Tuesday, September 20, 2011

Hi. I am fucking bored now. And feeling so lifeless.  Yes, we quarreled again. And yes, over the most stupid thing ever again. I wonder if we are still together. He didn't even bother to call me or anything. And every time we quarrel, I just feel like ending this relationship. But then again, I really can't bear to. I miss him. His nonsense. This is a fact. But what can I still do? He doesn't change. His temper is still as bad. He always says that he would. But fuck, 3 years 6 months. Nothing changes. Even if he does, it's only for a fucking while. I wonder, what is his problem? I loved him so much yet he can ask me if I really love him for million of times in a day. I am really vexed at time. Can't you see that I really do? Why must you ask? Don't you fucking feel the love in me? And next thing, why must you always bring up the past and say?
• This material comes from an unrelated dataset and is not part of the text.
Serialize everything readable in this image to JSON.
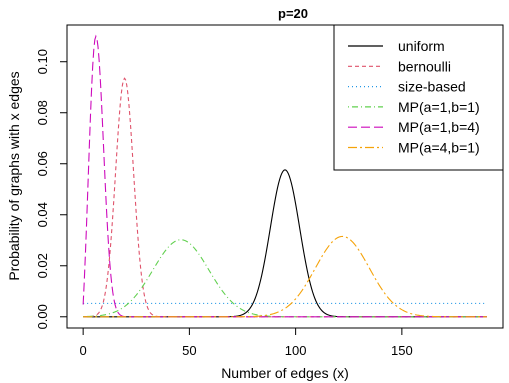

Ya, I know you don't like my family. But what wrong did they do to make you detest them? Like, nothing?  What's the problem with you? I know by saying this sentence, you are going to say that I am defending them again. But hey, ask yourself, what wrong did they do? If they did, there is no wrong of you disliking them. Problem is, there isn't any. Fuck. Can't you just love them like how I loved your family? In the first place, I don't owe you anything you know? Whenever you needed me, I am right by your side to be your listening ear. When you are sick, I took care of you. When you are tired, I massage your head to make you feel better and easier to fall asleep. Occasionally, I will just buy something or make something to surprise you. All these are just to see you happier.

I don't know what else should I do to please you. I really don't know. Can you tell me what can I still do? I did my best as a girlfriend. What else did I still not give you? Can you tell me?